There has been a lot of discussion lately over fears that Britain is losing its position as a leader in the global marketplace. Among other things leaving British businesses out in the cold, language has been identified as one of the major obstacles.

Despite the Prime Minister leading trade missions to China and India, the gulf becomes even more apparent with the trade deficit.

Why We’re Losing When Selling Aboard

The main reason is confidence. As Brits, we usually lack the confidence to sell abroad due to the lack of language skills we possess and the misunderstanding about foreign cultures.

In fact, the figures are quite astounding:

  • 3 out of 5 mid-sized businesses don’t sell abroad
  • 1 in 10 businesses have included global expansion in their vision for the future

Industry leaders have met at Whitehall to discuss potential solutions and one key area has been unearthed: the lack of language learning in schools.

It seems that the traditional way of pushing children through the education system isn’t translating well into worldwide business. Future leaders in business need technical skills and real language abilities, and instead they’re being forced to sit GCSEs that may not have any relevance in the future.

Thanks to Michael Gove, language is now compulsory from the age of seven. Despite this, it is clear that more needs to be done. Currently, too few British people speak a foreign language and this threatens to affect our economy as a whole.

To further add to the problem, compulsory language learning fails to address deep-rooted problems such as the lack of communication between primary and secondary schools, and the fact that language studies are the first to be sacrificed if a child is struggling with educational demands.

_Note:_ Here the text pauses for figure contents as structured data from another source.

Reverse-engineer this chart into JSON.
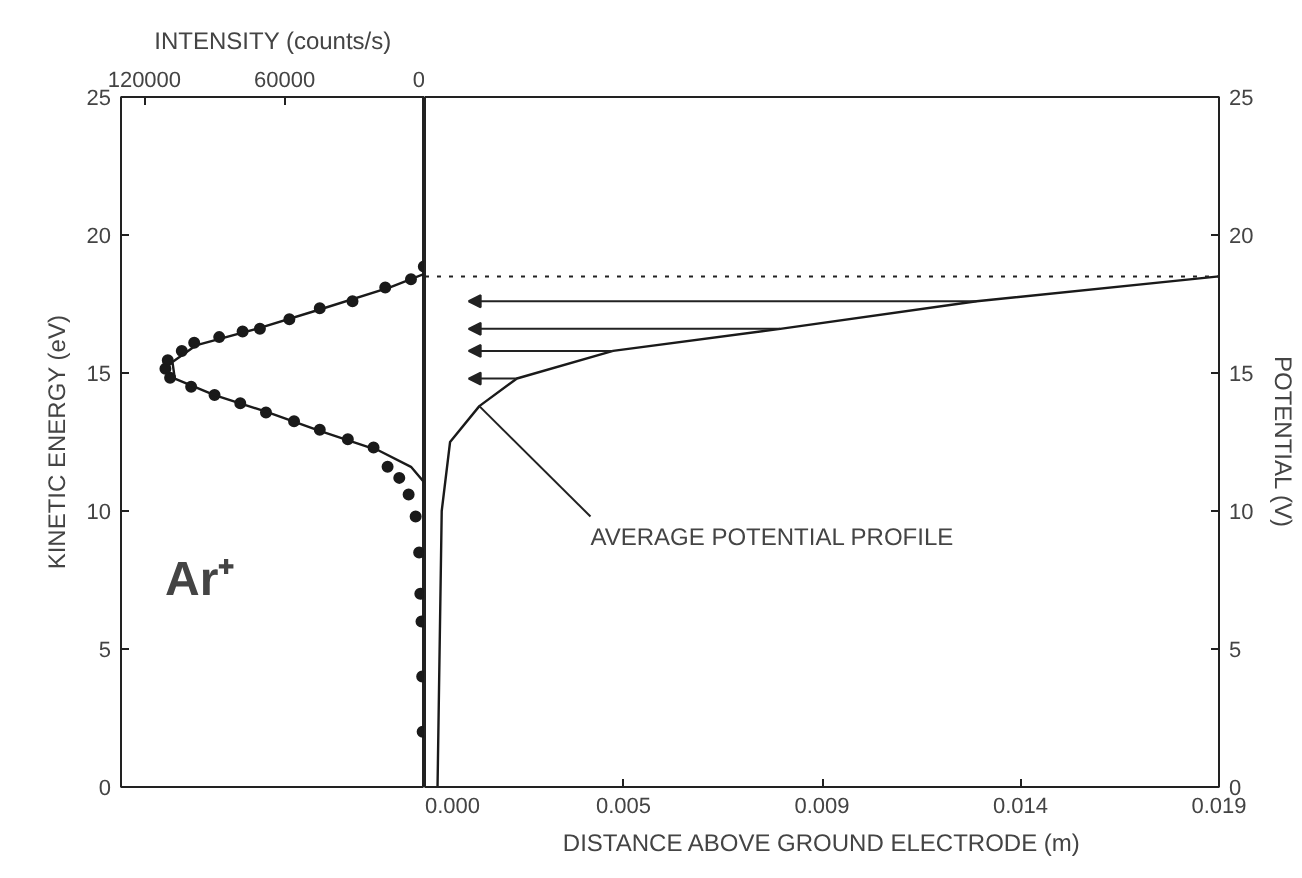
{
  "chart_data": [
    {
      "type": "scatter",
      "xlabel": "INTENSITY (counts/s)",
      "ylabel": "KINETIC ENERGY (eV)",
      "xlim": [
        130000,
        0
      ],
      "xticks": [
        120000,
        60000,
        0
      ],
      "ylim": [
        0,
        25
      ],
      "yticks": [
        0,
        5,
        10,
        15,
        20,
        25
      ],
      "grid": false,
      "annotations": [
        "Ar⁺"
      ],
      "series": [
        {
          "type": "scatter",
          "color": "#1a1a1a",
          "marker": "circle",
          "x": [
            1000,
            1200,
            1500,
            2000,
            2500,
            4000,
            7000,
            11000,
            16000,
            22000,
            33000,
            45000,
            56000,
            68000,
            79000,
            90000,
            100000,
            109000,
            111000,
            110000,
            104000,
            98700,
            88000,
            78000,
            70600,
            58000,
            45000,
            31000,
            17000,
            6000,
            500
          ],
          "values": [
            2.0,
            4.0,
            6.0,
            7.0,
            8.5,
            9.8,
            10.6,
            11.2,
            11.6,
            12.3,
            12.6,
            12.94,
            13.25,
            13.57,
            13.9,
            14.2,
            14.5,
            14.83,
            15.15,
            15.46,
            15.8,
            16.1,
            16.3,
            16.5,
            16.6,
            16.95,
            17.35,
            17.6,
            18.1,
            18.4,
            18.86
          ]
        },
        {
          "type": "line",
          "color": "#1a1a1a",
          "x": [
            0,
            0,
            6000,
            20000,
            45000,
            68000,
            90000,
            107000,
            108000,
            98000,
            72000,
            45000,
            15000,
            0,
            0
          ],
          "values": [
            0,
            11.0,
            11.6,
            12.2,
            12.9,
            13.6,
            14.2,
            14.8,
            15.4,
            16.0,
            16.6,
            17.3,
            18.1,
            18.6,
            25
          ]
        }
      ]
    },
    {
      "type": "line",
      "xlabel": "DISTANCE ABOVE GROUND ELECTRODE (m)",
      "ylabel": "POTENTIAL (V)",
      "xlim": [
        0,
        0.019
      ],
      "xticks": [
        {
          "value": 0,
          "label": "0.000"
        },
        {
          "value": 0.00475,
          "label": "0.005"
        },
        {
          "value": 0.0095,
          "label": "0.009"
        },
        {
          "value": 0.01425,
          "label": "0.014"
        },
        0.019
      ],
      "ylim": [
        0,
        25
      ],
      "yticks": [
        0,
        5,
        10,
        15,
        20,
        25
      ],
      "grid": false,
      "ref_lines": [
        {
          "axis": "y",
          "value": 18.5,
          "line_style": "dotted"
        }
      ],
      "annotations": [
        {
          "text": "AVERAGE POTENTIAL PROFILE",
          "x": 0.0013,
          "y": 13.8
        }
      ],
      "series": [
        {
          "color": "#1a1a1a",
          "x": [
            0.0003,
            0.0004,
            0.0006,
            0.0013,
            0.0022,
            0.0045,
            0.0085,
            0.0132,
            0.019
          ],
          "values": [
            0,
            10.0,
            12.5,
            13.8,
            14.8,
            15.8,
            16.6,
            17.6,
            18.5
          ]
        }
      ]
    }
  ]
}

Along with this, the languages on offer have little value in a global market as they are mainly European, with most schools concentrating on French or German. Other languages such as Mandarin, Japanese and Arabic need to be introduced in order to connect us to the global marketplace and not limit our businesses to a single continent.

This year’s news of A-Level results varying in degree due to discrepancies in marking have led to more stringent controls over the way language exams are marked. Hopefully, if everyone involved, the government, industry leaders and those at the coalface at the schools, can communicate better, the whole picture will be resolved.